Jean-Claude Gaudin avait vanté un véritable «plan Marshall» lors du vote du projet en conseil municipal, le 16 octobre 2017. L’image, qui fait référence au vaste plan de reconstruction décidé après-guerre, est plutôt bien choisie : depuis quelques années déjà, l’état de vétusté de nombreuses écoles marseillaises ainsi que leur gestion par la municipalité sont pointés du doigt. Alors que le mandat de Jean-Claude Gaudin touche à sa fin, celui-ci a décidé d’engager la commune dans une vaste opération de démolition-reconstruction, ciblant plus particulièrement 28 établissements de type GEEP. Ces écoles à la structure métallique typique des années 60, également appelées Pailleron, ont très mal vieilli, entraînant des problèmes de sécurité et d’entretien. Plutôt que de continuer à bricoler, la ville a décidé de les raser intégralement pour les reconstruire aux normes, ajoutant à l’opération un programme de construction de six écoles neuves. Pour réaliser l’opération, la mairie a donc opté pour un partenariat public-privé : c’est un opérateur privé qui héritera du marché, chiffré à 500 millions d’euros, auquel s’ajouterait un second volet d’un montant similaire pour l’entretien des bâtiments. En retour, la ville payera à l’opérateur un «loyer» sur vingt-cinq ans.

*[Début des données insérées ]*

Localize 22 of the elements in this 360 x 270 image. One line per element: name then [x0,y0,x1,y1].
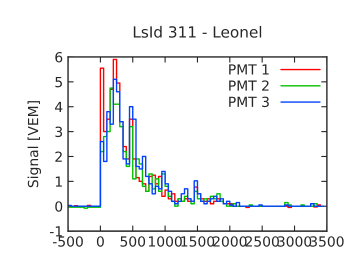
y-tick-label: 4 [55,102,62,112]
y-tick-label: 3 [55,126,62,138]
y-tick-label: 2 [55,151,62,162]
x-tick-label: 500 [120,236,146,247]
y-tick-label: 0 [55,201,62,212]
chart-title: LsId 311 - Leonel [134,26,262,38]
legend-label: PMT 2 [229,80,269,91]
x-tick-label: 2000 [213,236,247,247]
legend-label: PMT 3 [229,96,269,108]
y-tick-label: 5 [55,77,62,88]
x-tick-label: 2500 [246,236,279,247]
y-tick-label: 1 [56,176,62,187]
y-tick-label: 6 [55,52,62,62]
x-tick-label: 1000 [148,236,182,247]
x-tick-label: 0 [96,236,104,247]
x-tick-label: -500 [52,236,83,247]
y-tick-label: -1 [50,226,62,236]
x-tick-label: 3000 [278,236,312,247]
y-axis-title: Signal [VEM] [28,101,41,188]
legend-label: PMT 1 [229,64,269,74]
x-tick-label: 1500 [181,236,214,247]
x-tick-label: 3500 [310,236,344,247]
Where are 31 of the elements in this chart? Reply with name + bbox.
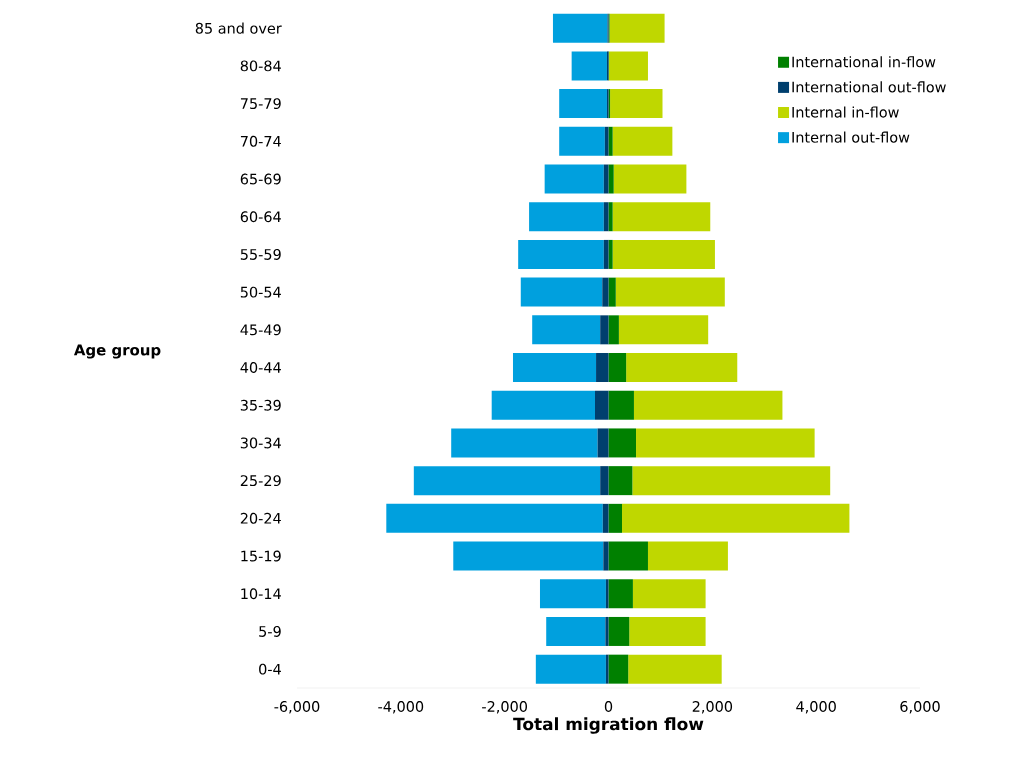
y-tick-label: 20-24 bbox=[240, 512, 281, 524]
y-tick-label: 15-19 bbox=[241, 550, 281, 562]
y-tick-label: 10-14 bbox=[241, 588, 281, 600]
legend-label: International out-flow bbox=[792, 81, 946, 93]
x-tick-label: 6,000 bbox=[900, 701, 940, 714]
y-tick-label: 35-39 bbox=[240, 399, 281, 411]
y-tick-label: 30-34 bbox=[240, 437, 281, 449]
y-tick-label: 5-9 bbox=[259, 625, 281, 637]
x-tick-label: 4,000 bbox=[796, 701, 836, 714]
y-tick-label: 75-79 bbox=[240, 98, 281, 110]
y-tick-label: 60-64 bbox=[240, 211, 281, 223]
legend-label: Internal out-flow bbox=[792, 131, 910, 143]
legend-label: International in-flow bbox=[792, 56, 936, 68]
y-tick-label: 25-29 bbox=[240, 475, 281, 487]
y-tick-label: 50-54 bbox=[240, 286, 281, 298]
y-axis-title: Age group bbox=[73, 344, 161, 359]
x-axis-title: Total migration flow bbox=[513, 717, 704, 734]
y-tick-label: 65-69 bbox=[240, 173, 281, 185]
y-tick-label: 45-49 bbox=[240, 324, 281, 336]
x-tick-label: -2,000 bbox=[482, 701, 527, 714]
y-tick-label: 85 and over bbox=[195, 22, 282, 34]
x-tick-label: -4,000 bbox=[378, 701, 424, 714]
legend-label: Internal in-flow bbox=[792, 106, 899, 118]
x-tick-label: -6,000 bbox=[274, 701, 320, 714]
y-tick-label: 40-44 bbox=[240, 362, 281, 373]
y-tick-label: 70-74 bbox=[240, 135, 281, 147]
y-tick-label: 80-84 bbox=[240, 60, 281, 72]
y-tick-label: 55-59 bbox=[240, 248, 281, 260]
x-tick-label: 2,000 bbox=[692, 701, 733, 714]
y-tick-label: 0-4 bbox=[259, 663, 281, 675]
x-tick-label: 0 bbox=[604, 701, 613, 712]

Pourquoi la procédure de PPP est-elle contestée ?

Principal argument des adversaires du PPP, le surcoût généré par ce choix plutôt qu’une maîtrise d’ouvrage publique (MOP). «On est à plus de 90 millions supplémentaires pour le PPP, calcule Benoît Payan, chef de file du groupe PS au conseil municipal. Forcément, à la fin, cela va se répercuter sur les impôts des Marseillais. On se prépare un Armageddon fiscal !» Pour rembourser l’opérateur privé, la ville va devoir débourser entre 41 et 45 millions d’euros par an. «Et ça, ce n’est que pour 34 écoles, poursuit l’élu. Quid des 400 autres que compte la ville ?» Le collectif anti-PPP s’inquiète aussi de ce milliard déversé sur 10 % seulement des établissements, laissant en souffrance les 90 % restant. Les écoles Pailleron étaient-elles celles à cibler prioritairement ? C’est la question que pose le Syndicat des architectes, qui a rejoint la contestation. «Dans l’émoi et l’urgence, la mairie a fait un choix, mais il n’y a pas eu d’audit technique dans la délibération votée en octobre», relève Maxime Repaux, représentant du syndicat, qui plaide pour un état des lieux global préalable du parc scolaire marseillais.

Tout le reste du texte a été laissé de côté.